Reputation: 8275
SO, I am trying create a simple regex that matches the following string:
<PRE>><A HREF="../cgi-bin/hgTracks?hgsid=160564920&db=hg18&position=chrX:33267175-33267784&hgPcrResult=pack">chrX:33267175-33267784</A> 610bp TGATGTTTGGCGAGGAACTC GCAGAGTTTGAAGAGCTCGG
TGATGTTTGGCGAGGAACTCtactattgttacacttaggaaaataatcta
atccaaaggctttgcatctgtacagaagagcgagtagatactgaaagaga
tttgcagatccactgttttttaggcaggaagaatgctcgttaaatgcaaa
cgctgctctggctcatgtgtttgctccgaggtataggttttgttcgactg
acgtatcagatagtcagagtggttaccacaccgacgttgtagcagctgca
taataaatgactgaaagaatcatgttaggcatgcccacctaacctaactt
gaatcatgcgaaaggggagctgttggaattcaaatagactttctggttcc
cagcagtcggcagtaatagaatgctttcaggaagatgacagaatcaggag
aaagatgctgttttgcactatcttgatttgttacagcagccaacttattg
gcatgatggagtgacaggaaaaacagctggcatggaaggtaggattatta
aagctattacatcattacaaatacaattagaagctggccatgacaaagca
tatgtttgaacaagcagctgttggtagctggggtttgttgCCGAGCTCTT
CAAACTCTGC
</PRE>
I have created the following regex:
<PRE>[.|[\n]]*</PRE>
yet it won't match the string above. Does anyone have a solution to this conundrum and perhaps a reasoning as toward why this doesn't work.

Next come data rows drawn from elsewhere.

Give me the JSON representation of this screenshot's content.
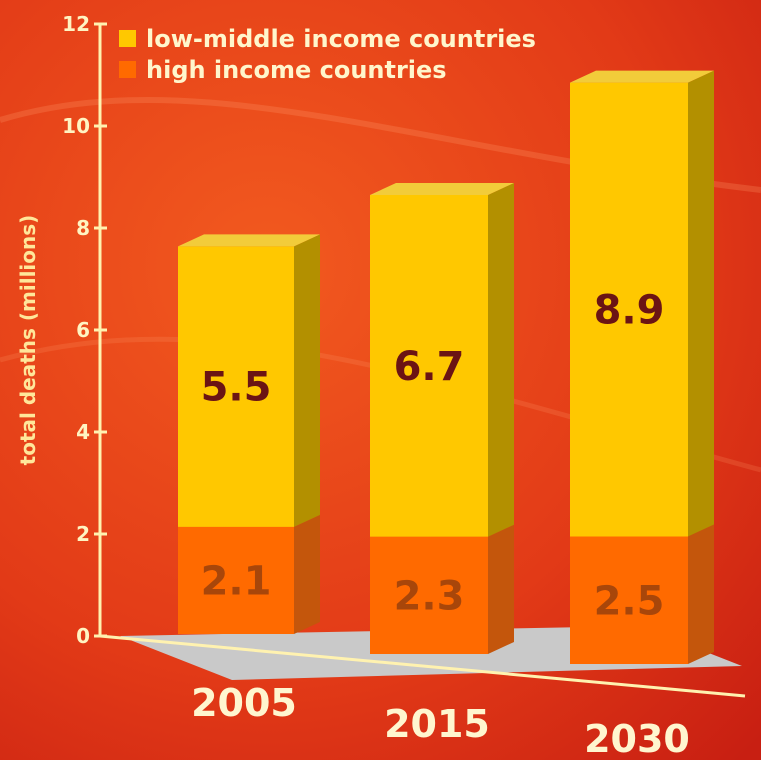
{
  "chart_data": {
    "type": "bar",
    "stacked": true,
    "categories": [
      "2005",
      "2015",
      "2030"
    ],
    "series": [
      {
        "name": "high income countries",
        "values": [
          2.1,
          2.3,
          2.5
        ],
        "color": "#ff6a00"
      },
      {
        "name": "low-middle income countries",
        "values": [
          5.5,
          6.7,
          8.9
        ],
        "color": "#ffc800"
      }
    ],
    "ylabel": "total deaths (millions)",
    "ylim": [
      0,
      12
    ],
    "yticks": [
      "0",
      "2",
      "4",
      "6",
      "8",
      "10",
      "12"
    ],
    "legend_position": "top-left",
    "colors": {
      "background": "#e8401a",
      "floor": "#c8c8c8",
      "axis": "#fff2b0"
    }
  }
}
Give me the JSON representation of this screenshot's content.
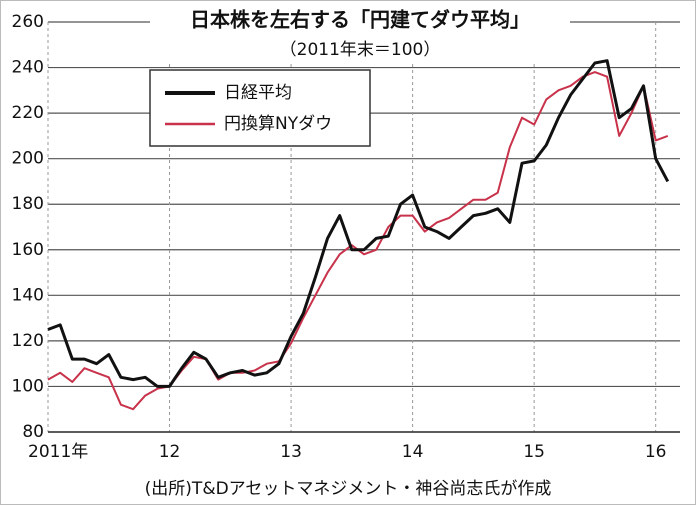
{
  "chart_data": {
    "type": "line",
    "title": "日本株を左右する「円建てダウ平均」",
    "subtitle": "（2011年末＝100）",
    "source": "(出所)T&Dアセットマネジメント・神谷尚志氏が作成",
    "x": [
      2011.0,
      2011.1,
      2011.2,
      2011.3,
      2011.4,
      2011.5,
      2011.6,
      2011.7,
      2011.8,
      2011.9,
      2012.0,
      2012.1,
      2012.2,
      2012.3,
      2012.4,
      2012.5,
      2012.6,
      2012.7,
      2012.8,
      2012.9,
      2013.0,
      2013.1,
      2013.2,
      2013.3,
      2013.4,
      2013.5,
      2013.6,
      2013.7,
      2013.8,
      2013.9,
      2014.0,
      2014.1,
      2014.2,
      2014.3,
      2014.4,
      2014.5,
      2014.6,
      2014.7,
      2014.8,
      2014.9,
      2015.0,
      2015.1,
      2015.2,
      2015.3,
      2015.4,
      2015.5,
      2015.6,
      2015.7,
      2015.8,
      2015.9,
      2016.0,
      2016.1
    ],
    "series": [
      {
        "name": "日経平均",
        "color": "#111111",
        "values": [
          125,
          127,
          112,
          112,
          110,
          114,
          104,
          103,
          104,
          100,
          100,
          108,
          115,
          112,
          104,
          106,
          107,
          105,
          106,
          110,
          122,
          132,
          148,
          165,
          175,
          160,
          160,
          165,
          166,
          180,
          184,
          170,
          168,
          165,
          170,
          175,
          176,
          178,
          172,
          198,
          199,
          206,
          218,
          228,
          235,
          242,
          243,
          218,
          222,
          232,
          200,
          190
        ]
      },
      {
        "name": "円換算NYダウ",
        "color": "#c8324a",
        "values": [
          103,
          106,
          102,
          108,
          106,
          104,
          92,
          90,
          96,
          99,
          100,
          107,
          113,
          112,
          103,
          106,
          106,
          107,
          110,
          111,
          119,
          130,
          140,
          150,
          158,
          162,
          158,
          160,
          170,
          175,
          175,
          168,
          172,
          174,
          178,
          182,
          182,
          185,
          205,
          218,
          215,
          226,
          230,
          232,
          236,
          238,
          236,
          210,
          220,
          232,
          208,
          210
        ]
      }
    ],
    "xlim": [
      2011,
      2016.2
    ],
    "xticks": [
      {
        "value": 2011,
        "label": "2011年"
      },
      {
        "value": 2012,
        "label": "12"
      },
      {
        "value": 2013,
        "label": "13"
      },
      {
        "value": 2014,
        "label": "14"
      },
      {
        "value": 2015,
        "label": "15"
      },
      {
        "value": 2016,
        "label": "16"
      }
    ],
    "ylim": [
      80,
      260
    ],
    "yticks": [
      80,
      100,
      120,
      140,
      160,
      180,
      200,
      220,
      240,
      260
    ],
    "grid": true
  }
}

Sorry about the formatting of this question.
Upvotes: 1
Views: 228
Reputation: 69021
The issue is that inside []
's the .
is a period, not a match-anything dot; the |
is a pipe, not an or
; and the [
and ]
are braces, not character-class creators -- in other words, the non-backslash special symbols lose their specialness.
What you will want to do is this:
m = re.search(r'(<PRE>.*</PRE>)', input_string, re.DOTALL)
m.group(1)
.search()
will look everywhere in the string for the match (.match()
only checks the beginning of the string), and re.DOTALL
(or re.S
) will have the .
match newlines as well.
If you don't want the <PRE>
and </PRE>
tags included, move the parentheses to surround the .*
.
Upvotes: 0
Reputation: 24823
If you're going to parse HTML, please use lxml, as Hank proposed.
But for this regex to work, you need to change the []
to ()
. A |
inside square brackets is interpreted as the symbol '|' and not as an OR operator.
Another option is to use the flag that's called DOTALL, which makes the dot operator match anything, including a newline. This way the regex becomes very simple:
m = re.match(r'<PRE>(.*)</PRE>', input_string, re.DOTALL)
m.group(1)
outputs the string inside the PRE, without the < PRE >
and< /PRE >
themselves.
Upvotes: 1
Reputation: 71939
Stop trying to parse HTML using regexes. You can't do it (robustly). There's a reason there's this famous SO answer. Use lxml instead.
Upvotes: 2